One California Plaza, a Bunker Hill high-rise that has spent the last few years in the penalty box, has quietly scored a full-floor lease with national law firm Gordon Rees. The roughly 26,000-square-foot deal is a rare vote of confidence for the distressed tower, and the firm is expected to move in late 2026, a timeline that could finally put some life back into the building’s mostly empty corridors.
The Real Deal first reported that Gordon Rees is taking the entire floor and that Citigroup renewed its tenancy in the property. According to The Real Deal, Trigild’s Chris Neilson confirmed the full-floor lease. The tower landed in receivership after Rising Realty Partners and DigitalBridge defaulted on about $300 million in commercial mortgage-backed securities debt, an outcome detailed by the Los Angeles Times.
Market snapshot
The lease is a small but noticeable win for a building whose value and occupancy have taken a beating. Reporting based on Morningstar and CoStar data put One California Plaza’s appraisal at around 120 to 121 million dollars and showed tenancy well below underwriting levels, according to Morningstar. Market figures from CBRE show Greater Los Angeles’ office market was still soft at year-end 2025, with downtown vacancy materially higher than in submarkets such as Century City. That gap is fueling a flight to quality that favors amenitized Westside properties and leaves older downtown towers more exposed to lender pressure.

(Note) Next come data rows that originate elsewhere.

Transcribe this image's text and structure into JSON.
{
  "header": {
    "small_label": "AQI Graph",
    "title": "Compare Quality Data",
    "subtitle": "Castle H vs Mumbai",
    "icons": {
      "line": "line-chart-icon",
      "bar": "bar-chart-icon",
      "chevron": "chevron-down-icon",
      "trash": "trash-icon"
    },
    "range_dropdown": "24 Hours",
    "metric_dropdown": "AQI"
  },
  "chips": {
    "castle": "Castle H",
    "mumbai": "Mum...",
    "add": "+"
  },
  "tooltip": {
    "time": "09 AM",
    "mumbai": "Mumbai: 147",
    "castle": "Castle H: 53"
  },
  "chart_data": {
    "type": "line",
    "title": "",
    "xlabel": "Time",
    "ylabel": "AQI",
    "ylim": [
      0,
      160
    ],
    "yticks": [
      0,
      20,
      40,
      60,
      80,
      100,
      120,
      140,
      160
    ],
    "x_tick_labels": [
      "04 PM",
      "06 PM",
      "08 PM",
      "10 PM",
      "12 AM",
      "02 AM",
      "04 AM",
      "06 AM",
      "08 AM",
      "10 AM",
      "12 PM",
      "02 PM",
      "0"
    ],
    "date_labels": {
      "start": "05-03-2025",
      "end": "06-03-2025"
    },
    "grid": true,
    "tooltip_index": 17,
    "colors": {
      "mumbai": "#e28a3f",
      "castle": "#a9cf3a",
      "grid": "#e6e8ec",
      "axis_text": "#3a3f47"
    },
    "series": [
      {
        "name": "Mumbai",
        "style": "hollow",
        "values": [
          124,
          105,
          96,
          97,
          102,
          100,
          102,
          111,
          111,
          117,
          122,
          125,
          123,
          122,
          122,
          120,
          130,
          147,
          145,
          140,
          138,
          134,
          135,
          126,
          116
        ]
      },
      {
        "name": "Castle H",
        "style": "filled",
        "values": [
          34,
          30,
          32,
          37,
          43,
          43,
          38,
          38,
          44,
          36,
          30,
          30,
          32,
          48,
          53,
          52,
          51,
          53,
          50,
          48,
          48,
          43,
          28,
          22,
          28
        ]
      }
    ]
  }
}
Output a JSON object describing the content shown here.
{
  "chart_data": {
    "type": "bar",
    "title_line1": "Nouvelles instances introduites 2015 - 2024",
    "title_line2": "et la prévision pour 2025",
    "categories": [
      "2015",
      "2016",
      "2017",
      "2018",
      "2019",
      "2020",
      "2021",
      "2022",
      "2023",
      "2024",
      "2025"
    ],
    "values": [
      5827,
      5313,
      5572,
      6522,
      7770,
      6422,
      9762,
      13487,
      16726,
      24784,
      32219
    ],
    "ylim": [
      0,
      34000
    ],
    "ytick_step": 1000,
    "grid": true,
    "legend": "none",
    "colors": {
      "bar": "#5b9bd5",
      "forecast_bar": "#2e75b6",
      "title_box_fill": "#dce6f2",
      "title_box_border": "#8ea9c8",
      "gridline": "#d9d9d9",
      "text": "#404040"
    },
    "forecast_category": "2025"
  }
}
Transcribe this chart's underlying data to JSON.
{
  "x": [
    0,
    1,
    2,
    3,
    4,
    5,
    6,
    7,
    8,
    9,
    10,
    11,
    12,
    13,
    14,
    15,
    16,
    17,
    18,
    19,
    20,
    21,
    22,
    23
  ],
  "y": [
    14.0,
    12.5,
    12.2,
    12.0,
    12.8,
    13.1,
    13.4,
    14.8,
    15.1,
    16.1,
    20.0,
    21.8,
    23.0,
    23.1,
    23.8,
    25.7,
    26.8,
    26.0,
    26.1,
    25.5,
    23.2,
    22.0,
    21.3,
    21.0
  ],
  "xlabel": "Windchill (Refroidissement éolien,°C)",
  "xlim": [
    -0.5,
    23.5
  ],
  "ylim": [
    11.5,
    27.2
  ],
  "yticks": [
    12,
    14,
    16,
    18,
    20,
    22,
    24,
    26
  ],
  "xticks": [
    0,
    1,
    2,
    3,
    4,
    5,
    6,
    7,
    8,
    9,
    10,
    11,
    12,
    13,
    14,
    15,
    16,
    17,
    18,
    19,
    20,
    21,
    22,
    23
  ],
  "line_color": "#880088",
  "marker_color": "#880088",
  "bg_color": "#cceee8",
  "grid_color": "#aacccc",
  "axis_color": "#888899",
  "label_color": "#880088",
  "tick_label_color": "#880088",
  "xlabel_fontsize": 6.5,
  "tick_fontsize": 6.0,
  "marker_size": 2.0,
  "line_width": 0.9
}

How the deal came together
The court-appointed receiver kept Rising Realty Partners in place as property manager and brought in JLL to market the remaining space. Brokerage sources say JLL offered concessions to secure Gordon Rees. As reported by The Real Deal, JLL’s Tim Miller declined to reveal lease pricing but acknowledged that concessions were made to entice the tenant. Brokers note that full-floor moves by law firms are among the few deal types large enough to meaningfully repair cash flow at buildings of this size.
Legal snapshot
Trigild was appointed after lenders flagged missed payments on the loan, giving the receiver authority to operate the property and pursue leases on behalf of bondholders while the court oversees the process. A judge’s appointment and the background on the default were laid out by the Los Angeles Times. How long Trigild holds the asset, and whether a sale, conversion or structured workout comes next, will hinge on court timetables and bondholder strategy.
For downtown Los Angeles, the Gordon Rees lease is a welcome proof point but not a cure-all. It fills a large vacancy block and helps rebuild the rent roll, yet analysts caution that the market will need sustained demand and several similar relocations before valuations move in a meaningful way. Local market data from CBRE underscores just how uneven the recovery remains from one submarket to the next.